It's the Chinese Year of the Dog

Chinese New Year is a major holiday in China, and is celebrated around the world. 

Here are 10 interesting facts about this popular holiday:

  1. New Year is the most important and the longest celebration in the Chinese calendar.
  2. The start of Chinese New Year depends on the phases of the moon, or on a lunar or lunisolar calendar rather than on the Gregorian calendar. While the date changes yearly, it usually begins between January 21 and February 10.
  3. The colour red holds a significant place in Chinese New Year celebrations. Specifically, people wear red clothes, they decorate poems on red paper, and they give children ‘lucky’ money in red envelopes. For the Chinese, red symbolizes fire, which traditionally was believed to prevent bad luck.
  4. On Chinese New Year’s Day, children are not spanked if they are misbehaving because, according to tradition, if children cry on this day, they will cry all year.

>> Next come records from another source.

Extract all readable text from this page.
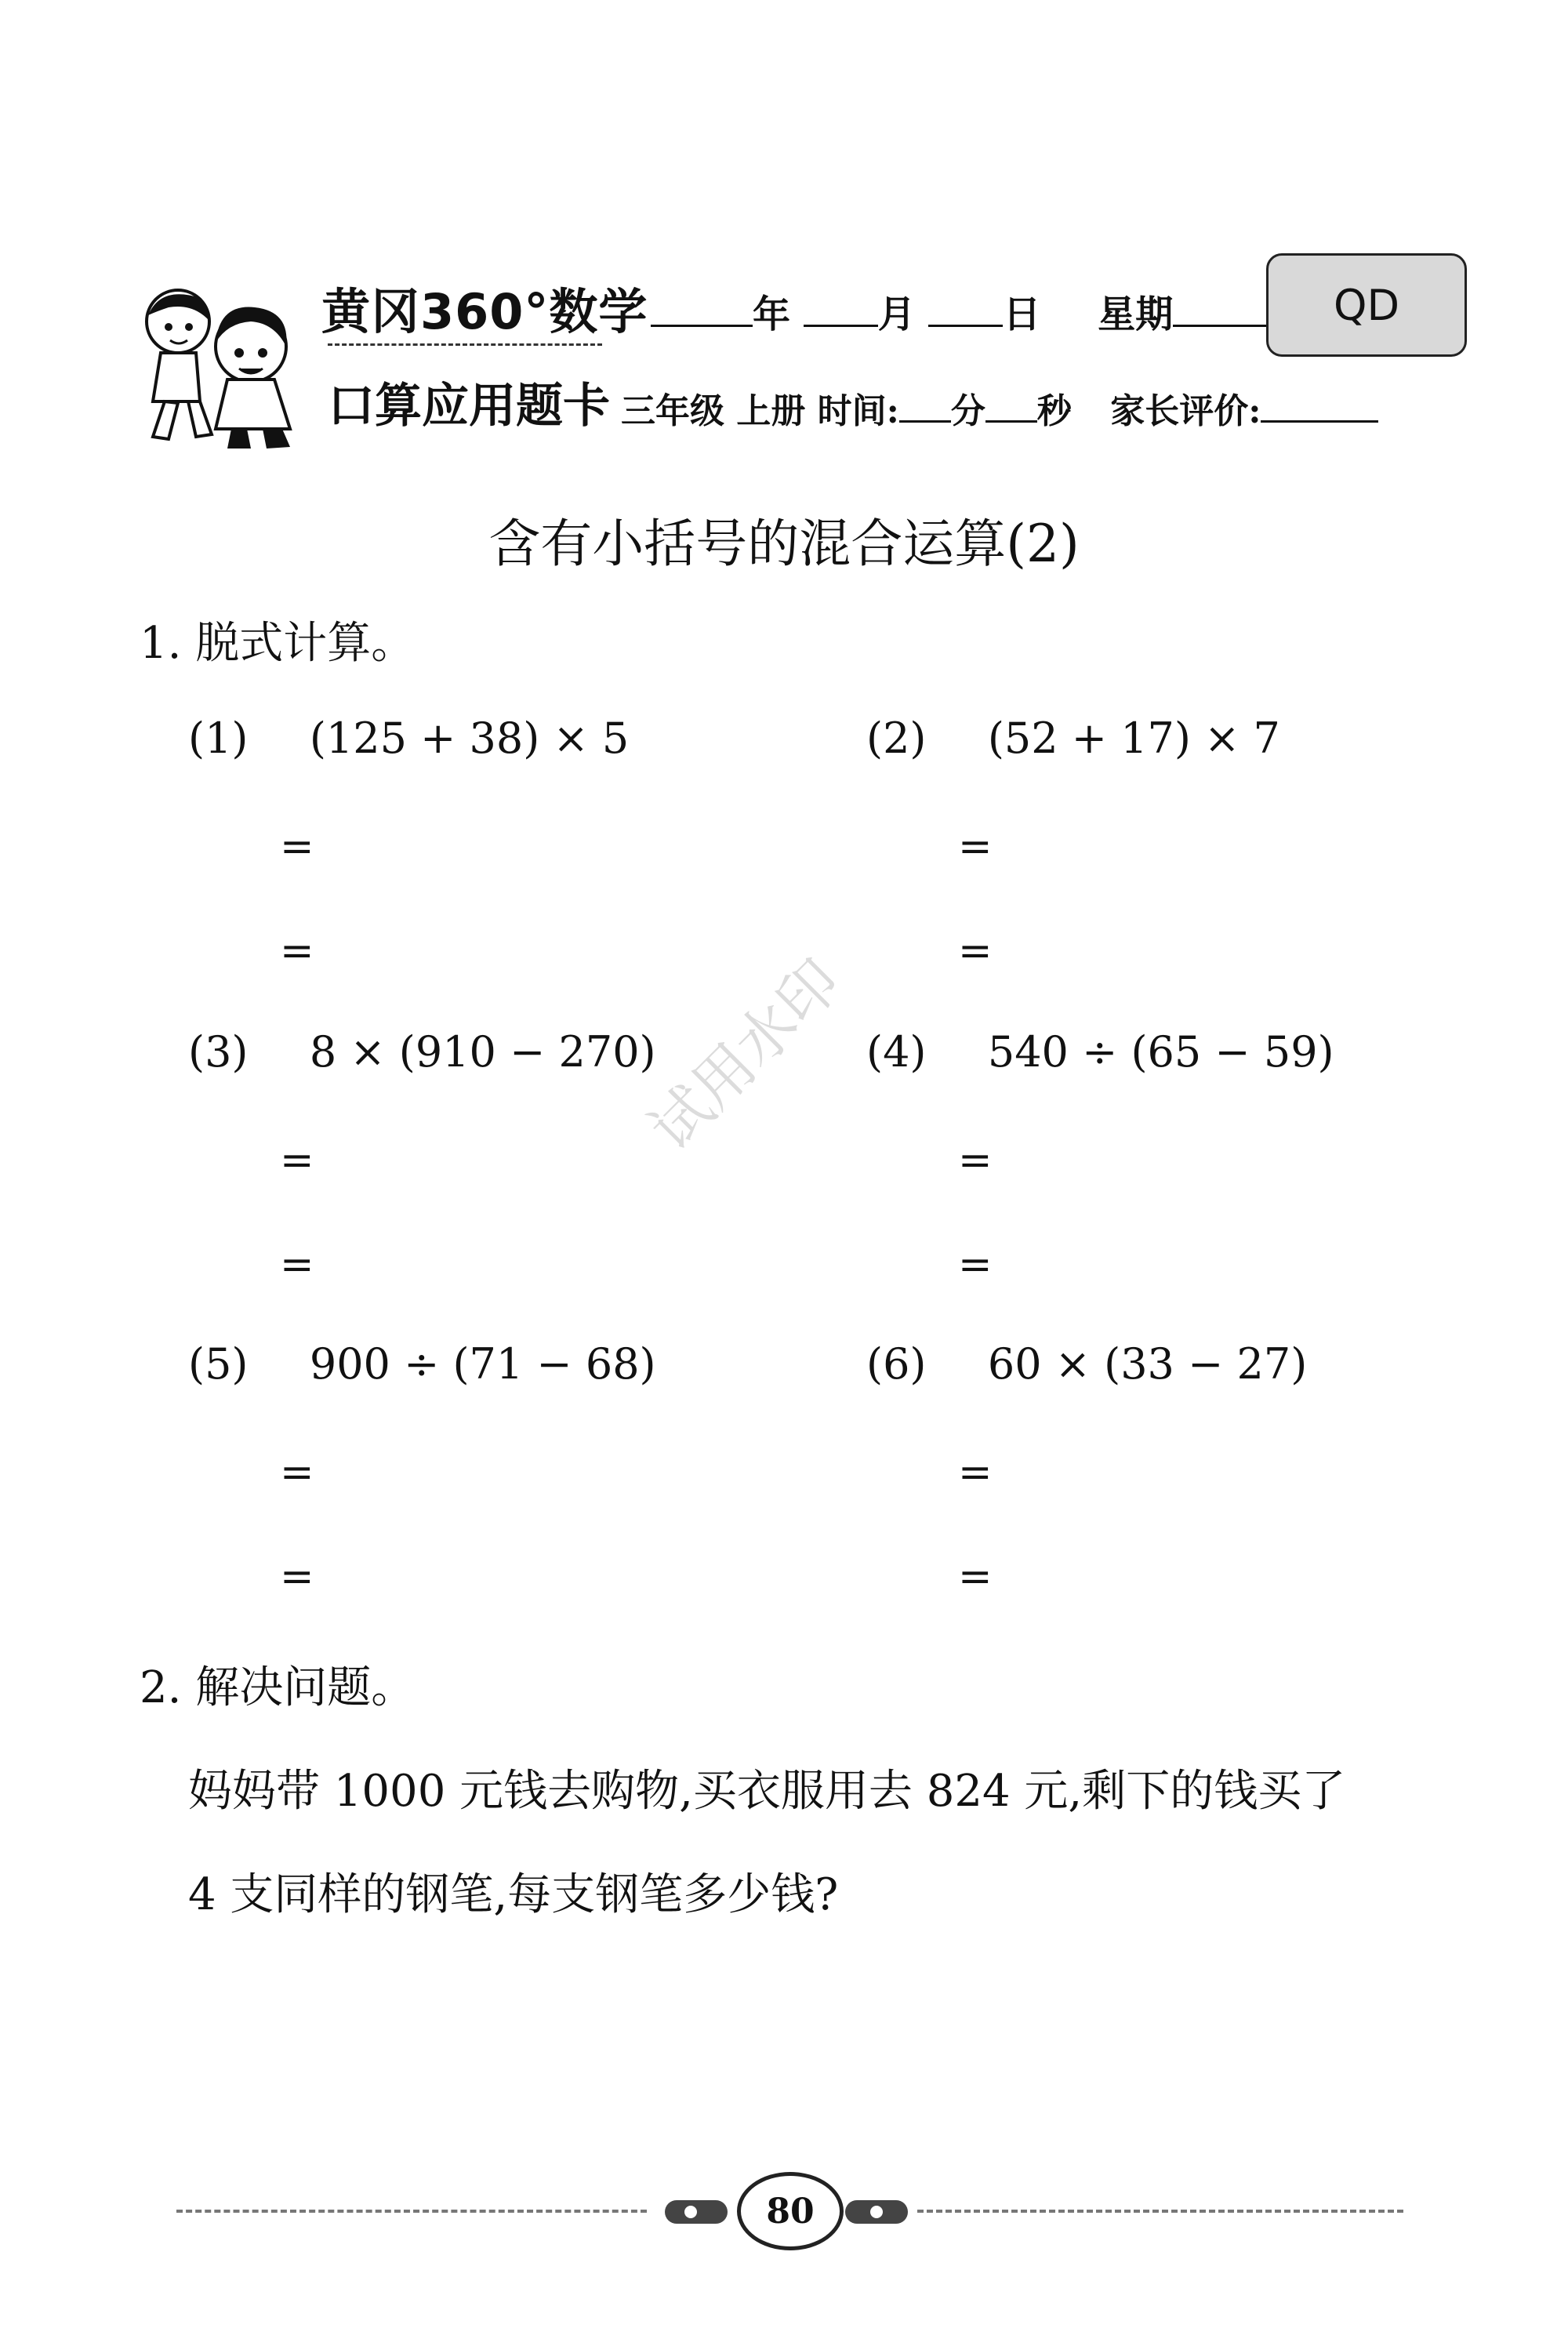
黄冈360°数学
口算应用题卡
年 月 日 星期	QD
三年级 上册 时间: 分 秒 家长评价:
含有小括号的混合运算(2)
1. 脱式计算。
(1) (125 + 38) × 5	(2) (52 + 17) × 7
(3) 8 × (910 − 270)	(4) 540 ÷ (65 − 59)
(5) 900 ÷ (71 − 68)	(6) 60 × (33 − 27)
=
=
=
=
=
=
=
=
=
=
=
=
试用水印
2. 解决问题。
妈妈带 1000 元钱去购物,买衣服用去 824 元,剩下的钱买了
4 支同样的钢笔,每支钢笔多少钱?
80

  5. Each year of the Chinese 12-year cycle is named after an animal. Once the 12-year cycle is over, the animal list begins again. The 12 animals are rat, ox, tiger, rabbit, dragon, snake, horse, sheep (ram/goat), monkey, rooster, dog, and pig, with 2018 the Year of the Dog.

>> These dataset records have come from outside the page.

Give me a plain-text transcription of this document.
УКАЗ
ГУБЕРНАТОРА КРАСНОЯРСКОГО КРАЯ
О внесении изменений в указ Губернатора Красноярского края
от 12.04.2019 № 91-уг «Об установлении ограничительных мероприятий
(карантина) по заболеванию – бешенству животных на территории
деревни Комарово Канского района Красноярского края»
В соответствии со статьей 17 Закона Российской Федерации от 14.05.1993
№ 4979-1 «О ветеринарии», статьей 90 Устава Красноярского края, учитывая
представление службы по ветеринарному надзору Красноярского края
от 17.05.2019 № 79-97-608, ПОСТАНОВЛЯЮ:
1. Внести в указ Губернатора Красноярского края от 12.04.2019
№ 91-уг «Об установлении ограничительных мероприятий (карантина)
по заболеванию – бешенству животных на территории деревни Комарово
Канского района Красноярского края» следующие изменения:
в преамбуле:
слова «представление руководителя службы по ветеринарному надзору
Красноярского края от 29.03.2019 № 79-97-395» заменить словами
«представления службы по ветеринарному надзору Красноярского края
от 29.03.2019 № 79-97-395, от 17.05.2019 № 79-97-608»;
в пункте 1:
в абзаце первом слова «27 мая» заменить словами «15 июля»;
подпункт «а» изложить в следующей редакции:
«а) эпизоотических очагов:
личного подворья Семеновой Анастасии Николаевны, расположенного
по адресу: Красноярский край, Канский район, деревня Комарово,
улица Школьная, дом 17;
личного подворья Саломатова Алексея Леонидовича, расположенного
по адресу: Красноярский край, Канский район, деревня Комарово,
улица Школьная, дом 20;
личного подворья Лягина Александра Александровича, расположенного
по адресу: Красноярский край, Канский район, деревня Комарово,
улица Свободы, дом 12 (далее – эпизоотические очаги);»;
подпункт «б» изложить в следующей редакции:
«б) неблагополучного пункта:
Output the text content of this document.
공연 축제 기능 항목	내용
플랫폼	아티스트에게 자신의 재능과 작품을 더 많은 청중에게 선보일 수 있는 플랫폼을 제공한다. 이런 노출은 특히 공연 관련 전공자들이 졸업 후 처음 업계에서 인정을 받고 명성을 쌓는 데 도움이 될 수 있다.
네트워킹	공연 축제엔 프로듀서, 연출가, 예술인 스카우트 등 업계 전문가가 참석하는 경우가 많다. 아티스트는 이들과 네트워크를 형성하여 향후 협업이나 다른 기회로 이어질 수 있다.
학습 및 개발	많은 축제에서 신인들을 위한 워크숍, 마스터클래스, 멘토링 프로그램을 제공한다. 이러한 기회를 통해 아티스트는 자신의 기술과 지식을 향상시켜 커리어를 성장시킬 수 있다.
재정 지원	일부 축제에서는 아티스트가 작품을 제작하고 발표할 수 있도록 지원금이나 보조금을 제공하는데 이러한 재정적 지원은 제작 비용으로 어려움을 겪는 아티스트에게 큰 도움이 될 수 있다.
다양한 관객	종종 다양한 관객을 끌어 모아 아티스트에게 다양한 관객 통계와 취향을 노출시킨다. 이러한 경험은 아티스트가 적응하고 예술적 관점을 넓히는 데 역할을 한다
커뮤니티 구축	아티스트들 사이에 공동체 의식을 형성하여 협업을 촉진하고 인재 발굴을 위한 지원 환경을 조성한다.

  6. Instead of wrapped gifts that other nationalities exchange during their main holiday season, for Chinese New Year, children receive red envelopes full of money. The amount is usually an even number — but cannot begin with a four, because the number four sounds like the word for “death” in Chinese.

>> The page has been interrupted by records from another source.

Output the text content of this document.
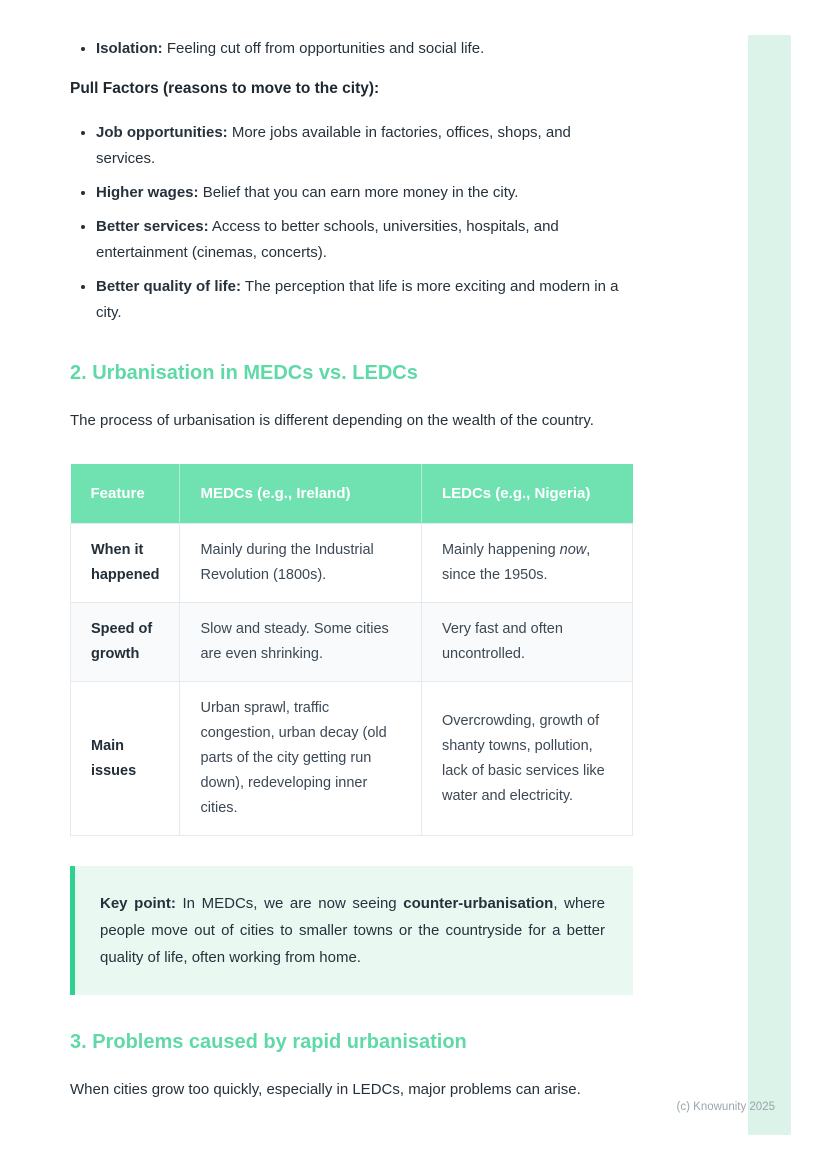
• Isolation: Feeling cut off from opportunities and social life.

Pull Factors (reasons to move to the city):

• Job opportunities: More jobs available in factories, offices, shops, and services.
• Higher wages: Belief that you can earn more money in the city.
• Better services: Access to better schools, universities, hospitals, and entertainment (cinemas, concerts).
• Better quality of life: The perception that life is more exciting and modern in a city.
2. Urbanisation in MEDCs vs. LEDCs

The process of urbanisation is different depending on the wealth of the country.

Feature	MEDCs (e.g., Ireland)	LEDCs (e.g., Nigeria)
When it happened	Mainly during the Industrial Revolution (1800s).	Mainly happening now, since the 1950s.
Speed of growth	Slow and steady. Some cities are even shrinking.	Very fast and often uncontrolled.
Main issues	Urban sprawl, traffic congestion, urban decay (old parts of the city getting run down), redeveloping inner cities.	Overcrowding, growth of shanty towns, pollution, lack of basic services like water and electricity.

Key point: In MEDCs, we are now seeing counter-urbanisation, where people move out of cities to smaller towns or the countryside for a better quality of life, often working from home.

3. Problems caused by rapid urbanisation

When cities grow too quickly, especially in LEDCs, major problems can arise.

(c) Knowunity 2025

  7. In China, it is becoming increasingly popular to hire a “fake” girlfriend or boyfriend to take home during the Chinese New Year to stave off parental pressure to marry. One Chinese mother, desperate for her son to return home for the Chinese New Year, paid for a full front-page ad in the Chinese Melbourne Daily saying: “Dad and Mum won’t ever force you to get married. Come home for Chinese New Year! From your mum who loves you.”
  8. On the 15th and final day of the Chinese New Year, people eat round dumplings shaped like the full moon. The round balls symbolize reunion and have glutinous rice flour sugar fillings.
  9. On New Year’s Day, no sweeping or dusting takes place in a Chinese home because people don’t want to sweep away good fortune.
  10. Younger people in China increasingly prefer to surf the internet, sleep, watch TV, and spend time with friends during Chinese New Year rather than celebrate with family. For them, the holiday has evolved from focusing on renewing family ties to a chance to relax from work.